Sorridono i Carnevali italiani che oggi hanno finalmente marcato un traguardo storico, ovvero il riconoscimento del Carnevale quale “bene culturale”, un riconoscimento non solo formale ma soprattutto sostanziale, grazie al quale sarà possibile attingere ai finanziamento dello Stato per la valorizzazione e la promozione delle manifestazioni carnevalesche. Un iter difficile e impegnativo raggiunto grazie all’impegno dei due parlamentari Andrea Marcucci e Manuela Granaiola e da tanti altri parlamentari che si sono adoperati affinché il Carnevale ottenesse questa certificazione.

“Questo importante risultato è la dimostrazione che se i Carnevali italiani si uniscono e collaborano,  insieme, riescono a raggiungere obiettivi importanti”, commenta la presidente dell’Associazione Carnevalia e della Fondazione Carnevale di Viareggio Maria Lina Marcucci. “Il contributo di tutti è stato fondamentale per rafforzare l’importanza del brand Carnevale italiano e per raggiungere questo riconoscimento, che sancisce che le tradizioni carnevalesche sono espressione del patrimonio culturale nazionale”.
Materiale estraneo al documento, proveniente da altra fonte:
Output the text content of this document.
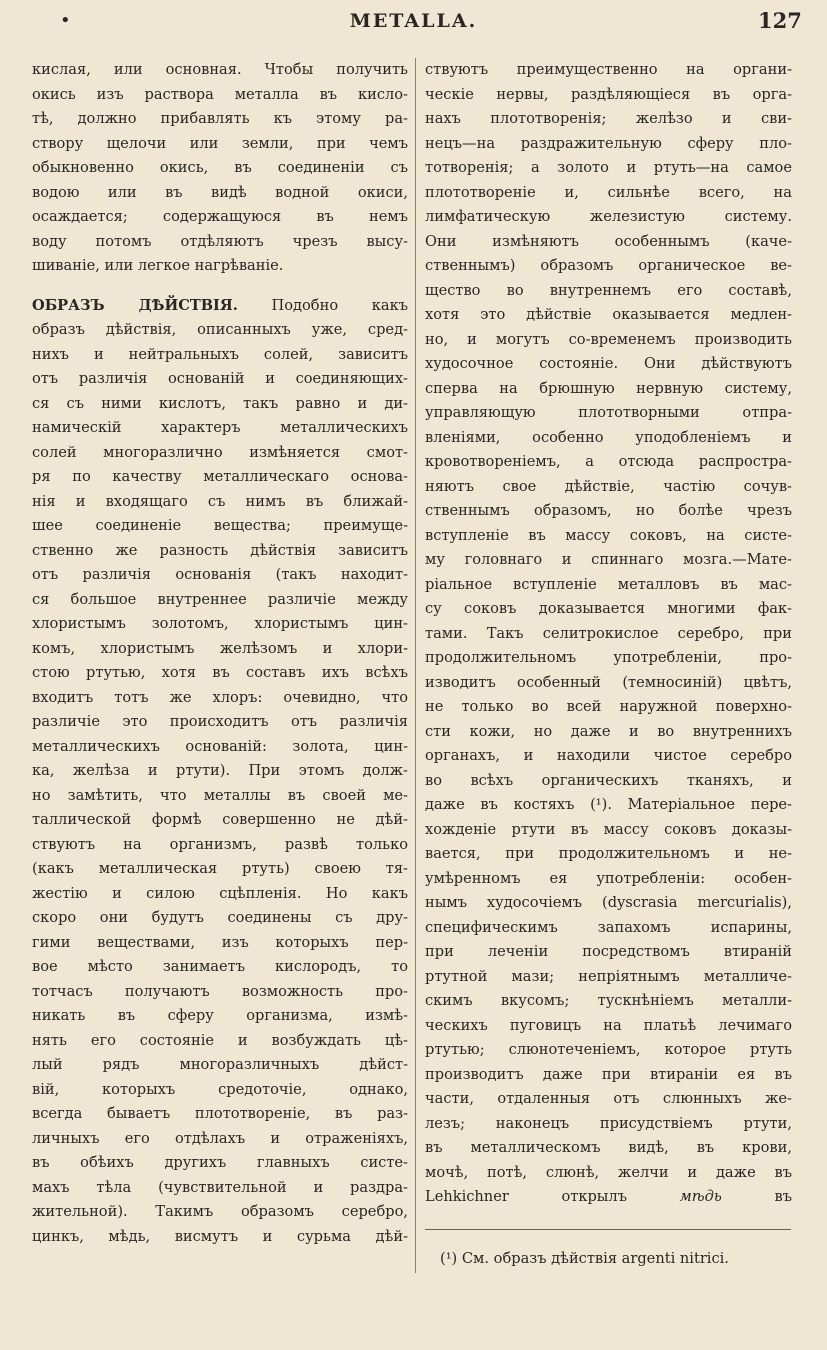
•	METALLA.	127
кислая, или основная. Чтобы получить
окись изъ раствора металла въ кисло-
тѣ, должно прибавлять къ этому ра-
створу щелочи или земли, при чемъ
обыкновенно окись, въ соединеніи съ
водою или въ видѣ водной окиси,
осаждается; содержащуюся въ немъ
воду потомъ отдѣляютъ чрезъ высу-
шиваніе, или легкое нагрѣваніе.
ОБРАЗЪ ДѢЙСТВІЯ. Подобно какъ
образъ дѣйствія, описанныхъ уже, сред-
нихъ и нейтральныхъ солей, зависитъ
отъ различія основаній и соединяющих-
ся съ ними кислотъ, такъ равно и ди-
намическій характеръ металлическихъ
солей многоразлично измѣняется смот-
ря по качеству металлическаго основа-
нія и входящаго съ нимъ въ ближай-
шее соединеніе вещества; преимуще-
ственно же разность дѣйствія зависитъ
отъ различія основанія (такъ находит-
ся большое внутреннее различіе между
хлористымъ золотомъ, хлористымъ цин-
комъ, хлористымъ желѣзомъ и хлори-
стою ртутью, хотя въ составъ ихъ всѣхъ
входитъ тотъ же хлоръ: очевидно, что
различіе это происходитъ отъ различія
металлическихъ основаній: золота, цин-
ка, желѣза и ртути). При этомъ долж-
но замѣтить, что металлы въ своей ме-
таллической формѣ совершенно не дѣй-
ствуютъ на организмъ, развѣ только
(какъ металлическая ртуть) своею тя-
жестію и силою сцѣпленія. Но какъ
скоро они будутъ соединены съ дру-
гими веществами, изъ которыхъ пер-
вое мѣсто занимаетъ кислородъ, то
тотчасъ получаютъ возможность про-
никать въ сферу организма, измѣ-
нять его состояніе и возбуждать цѣ-
лый рядъ многоразличныхъ дѣйст-
вій, которыхъ средоточіе, однако,
всегда бываетъ плототвореніе, въ раз-
личныхъ его отдѣлахъ и отраженіяхъ,
въ обѣихъ другихъ главныхъ систе-
махъ тѣла (чувствительной и раздра-
жительной). Такимъ образомъ серебро,
цинкъ, мѣдь, висмутъ и сурьма дѣй-
ствуютъ преимущественно на органи-
ческіе нервы, раздѣляющіеся въ орга-
нахъ плототворенія; желѣзо и сви-
нецъ—на раздражительную сферу пло-
тотворенія; а золото и ртуть—на самое
плототвореніе и, сильнѣе всего, на
лимфатическую железистую систему.
Они измѣняютъ особеннымъ (каче-
ственнымъ) образомъ органическое ве-
щество во внутреннемъ его составѣ,
хотя это дѣйствіе оказывается медлен-
но, и могутъ со-временемъ производить
худосочное состояніе. Они дѣйствуютъ
сперва на брюшную нервную систему,
управляющую плототворными отпра-
вленіями, особенно уподобленіемъ и
кровотвореніемъ, а отсюда распростра-
няютъ свое дѣйствіе, частію сочув-
ственнымъ образомъ, но болѣе чрезъ
вступленіе въ массу соковъ, на систе-
му головнаго и спиннаго мозга.—Мате-
ріальное вступленіе металловъ въ мас-
су соковъ доказывается многими фак-
тами. Такъ селитрокислое серебро, при
продолжительномъ употребленіи, про-
изводитъ особенный (темносиній) цвѣтъ,
не только во всей наружной поверхно-
сти кожи, но даже и во внутреннихъ
органахъ, и находили чистое серебро
во всѣхъ органическихъ тканяхъ, и
даже въ костяхъ (¹). Матеріальное пере-
хожденіе ртути въ массу соковъ доказы-
вается, при продолжительномъ и не-
умѣренномъ ея употребленіи: особен-
нымъ худосочіемъ (dyscrasia mercurialis),
специфическимъ запахомъ испарины,
при леченіи посредствомъ втираній
ртутной мази; непріятнымъ металличе-
скимъ вкусомъ; тускнѣніемъ металли-
ческихъ пуговицъ на платьѣ лечимаго
ртутью; слюнотеченіемъ, которое ртуть
производитъ даже при втираніи ея въ
части, отдаленныя отъ слюнныхъ же-
лезъ; наконецъ присудствіемъ ртути,
въ металлическомъ видѣ, въ крови,
мочѣ, потѣ, слюнѣ, желчи и даже въ
Lehkichner открылъ	мѣдь	въ
(¹) См. образъ дѣйствія argenti nitrici.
“Il riconoscimento formale del Carnevale quale bene culturale è un successo dal quale partire verso nuovi e ancora più ambiziosi traguardi”, dichiara il Sindaco di Viareggio Giorgio Del Ghingaro. “Un riconoscimento che premia i nostri artisti, le decine di imprese artigiane impegnate, i tanti giovani coinvolti, le centinaia di volontari. I fondi che arriveranno potranno essere destinati a migliorare gli archivi o gli spazi museali, per l’Accademy dei mestieri del Carnevale, dalla cartapesta alla robotica, dalla sicurezza al marketing e innovazione. Una risorsa importantissima che valorizza le nostre eccellenze”.

L’Amministrazione comunale e la Fondazione Carnevale esprimono ai firmatari proponenti, il senatore Andrea Marcucci e la senatrice Manuela Granaiola, il proprio vivo e sentito ringraziamento.